Kemenangan ini membuat UEU meraih gelar juara untuk tahun 2018 sekaligus gelar ketiga mereka dalam tiga tahun terakhir. Selain itu, Kemenangan ini sekaligus membalaskan kekalahan UEU atas UPH saat final Greater Jakarta Conference lalu. “Kami datang dengan semangat balas dendam meski tidak dengan skuat terbaik. Beberapa pemain ada yang membela tim nasional (timnas) untuk Asian Games dan ini adalah skuat yang tersisa. Kemenangan ini mukjizat bagi kami dan persembahan terakhir untuk pemain-pemain yang memasuki tahun akhir keikutsertaan di LIga Mahasiswa,” ujar Parna Abrizalt Hasiholan, Kepala Pelatih UEU.

Jane Adelaide menjadi top skor UEU di laga ini setelah mencetak 15 poin dan 7 rebound. Stella Fabiola mengikutinya dengan 12 poin dan 7 rebound. Para pemain cadangan UEU berhasil mencetak total 18 poin yang tujuh di antaranya datang dari Most Valuable Player (MVP) musim lalu, Dora Lovita.

Dari kubu UPH, ada tiga pemain yang mencetak dua digit angka. Leonita Anglea keluar sebagai top skor di laga ini dengan torehan 16 poin dan 5 rebound. Michelle Kurniawan mencetak 12 poin dan 6 rebound sementara Regita Pramesti mengemas 11 poin dan 9 rebound.

“Ini adalah persembahan saya sebagai junior kepada senior-senior saya yang tak akan bermain lagi musim depan. Saya bersyukur bisa memberi kado perpisahan terbaik bagi mereka,”ujar Jane seusai laga. Anjelin Rosmika, salah satu pemain senior yang tak akan bermain lagi musim depan mengucapkan rasa syukurnya dengan tangis bahagia. “Saya pernah kalah hingga cedera parah, tapi tak sekalipun saya pernah menangis sekencang ini. Kebahagiaan menjadi juara di musim terakhir bermain saya melewati semua duka yang saya lalui.”
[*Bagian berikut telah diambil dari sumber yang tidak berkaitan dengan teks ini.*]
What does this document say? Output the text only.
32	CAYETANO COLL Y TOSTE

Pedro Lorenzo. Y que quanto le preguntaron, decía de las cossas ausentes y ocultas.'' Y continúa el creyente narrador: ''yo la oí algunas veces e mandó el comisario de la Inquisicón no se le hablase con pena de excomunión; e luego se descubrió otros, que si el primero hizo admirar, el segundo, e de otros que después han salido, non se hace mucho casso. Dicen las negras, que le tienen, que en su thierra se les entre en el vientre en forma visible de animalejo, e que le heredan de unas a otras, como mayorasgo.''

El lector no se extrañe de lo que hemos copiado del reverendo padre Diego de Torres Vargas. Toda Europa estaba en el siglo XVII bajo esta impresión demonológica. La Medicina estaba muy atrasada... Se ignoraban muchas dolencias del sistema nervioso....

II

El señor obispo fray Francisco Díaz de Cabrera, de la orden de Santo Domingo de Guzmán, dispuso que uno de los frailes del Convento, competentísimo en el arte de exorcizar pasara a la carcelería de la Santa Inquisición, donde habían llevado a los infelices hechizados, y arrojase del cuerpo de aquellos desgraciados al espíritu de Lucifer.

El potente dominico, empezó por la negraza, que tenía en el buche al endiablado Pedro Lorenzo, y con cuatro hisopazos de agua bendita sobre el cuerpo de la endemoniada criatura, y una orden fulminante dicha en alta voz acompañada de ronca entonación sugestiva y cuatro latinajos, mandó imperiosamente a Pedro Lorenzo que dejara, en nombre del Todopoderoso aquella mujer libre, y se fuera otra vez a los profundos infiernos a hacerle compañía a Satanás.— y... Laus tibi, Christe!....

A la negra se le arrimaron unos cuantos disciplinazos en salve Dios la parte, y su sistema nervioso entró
Secara keseluruhan, titik balik laga ini terjadi di paruh kedua saat UEU tanpa lelah menerapkan full court press. Mereka menekan UPH sejak bola lemparan masuk (inbound). Hal tersebut menghasilkan total 23 kesalahan sendiri (turnover) yang dilakukan oleh UPH. Semakin nyata karena saat di paruh pertama, UPH hanya membuat 5 kali turnover.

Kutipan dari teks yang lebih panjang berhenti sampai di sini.